Monroe, Louisiana; United States;
- Channels: Analog: 13 (VHF);

Programming
- Affiliations: NET (1957–1964)

Ownership
- Owner: Louisiana State Department of Education
- Operator: Louisiana Educational Television Commission

History
- First air date: March 9, 1957
- Last air date: July 1, 1964; (7 years, 114 days);
- Call sign meaning: Louisiana State Department of Education

Technical information
- ERP: Visual: 30 kW; Aural: 15 kW;
- HAAT: 97.5 m (320 ft)
- Transmitter coordinates: 32°31′57.7″N 92°6′42.0″W﻿ / ﻿32.532694°N 92.111667°W

= KLSE (TV) =

KLSE (channel 13) was a non-commercial educational television station in Monroe, Louisiana, United States. The station was owned by the Louisiana State Department of Education, and operated by the Louisiana Educational Television Commission, an agency of the Department of Education.

==History==
After lifting the 1948 TV allocation "freeze" with its Sixth Report and Order (1952), the Federal Communications Commission (FCC) allocated channels 8, 13, and 43 to Monroe and West Monroe, with channel 13 reserved for non-commercial (educational) broadcasting. The State Department of Education signed KLSE on the air March 9, 1957, from a studio and transmitter facility on Forsythe Avenue. The facility was originally used by KFAZ-TV (channel 43) until KFAZ went dark May 1, 1954. It was the fourth television station in the Monroe–El Dorado, Arkansas area, after KFAZ-TV, KNOE-TV, and KRBB-TV (now KTVE), the 24th educational television station in the United States, and the first educational television station in Louisiana, going on-the-air almost one month prior to WYES-TV in New Orleans. KLSE's sign-on predates the debut of Louisiana Public Broadcasting's first station, WLPB-TV in Baton Rouge, by over 18 years.
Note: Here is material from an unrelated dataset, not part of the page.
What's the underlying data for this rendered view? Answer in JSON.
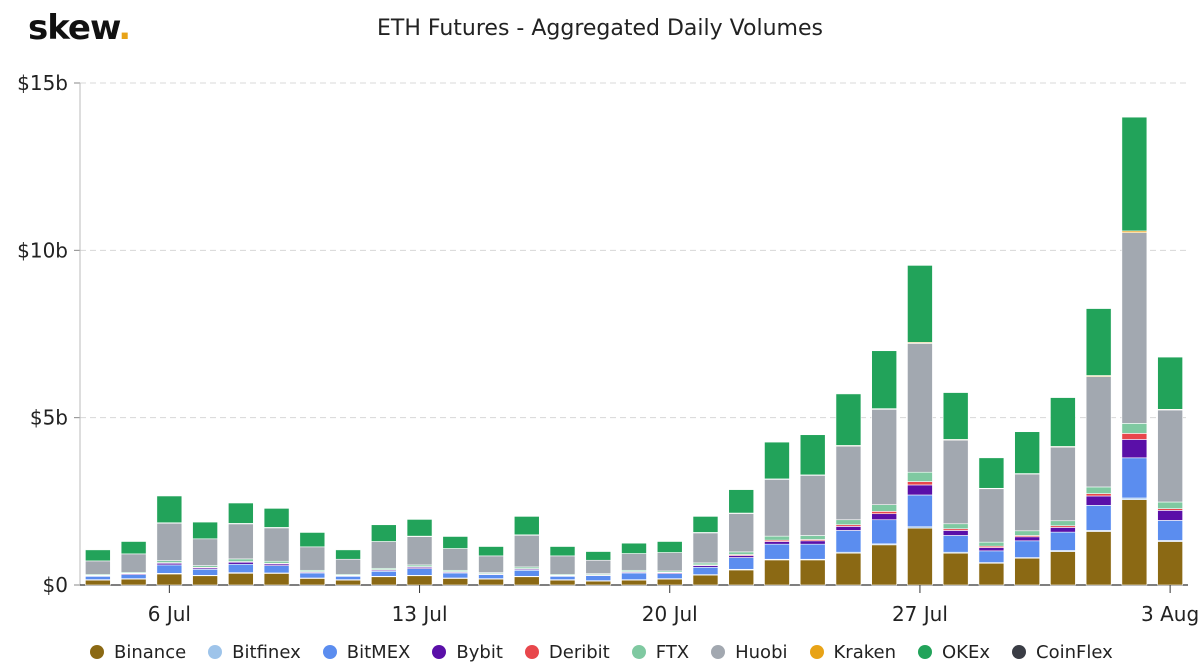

KLSE was to be the first station in an intended statewide educational television network along the lines of Alabama Educational Television, which had been created two years earlier. LSU professor Lucille Woodward had urged Governor Robert Kennon to create the Educational Television Commission a few years earlier.

The state's limited budget meant the station signed on with a transmitter and antenna providing one tenth the maximum allowed effective radiated power for a station on channel 13. In addition, its tower was only half as tall as that of KNOE. This combination effectively limited KLSE's viewing area to Monroe and West Monroe, with viewing in nearby towns difficult. In addition, the amount of educational television programming available to the state from National Educational Television and other sources in the late 1950s and early 1960s was limited in comparison to the programming available to commercial stations.

KLSE could only have been viable as part of a statewide network, but the only educational licenses allocated to Louisiana outside of New Orleans were on UHF frequencies. UHF was not considered viable at the time, since most people could only watch UHF stations with an expensive converter. Even then, the picture was marginal at best. When it became apparent that there wouldn't be enough funding to sign on additional stations, the state shuttered KLSE in 1964. The Ark-La-Miss area would not receive another educational station until LPB went on-the-air in Monroe with KLTM, also operating on channel 13, on September 8, 1976. There is no record of any television station using the former KLSE facilities after its closure.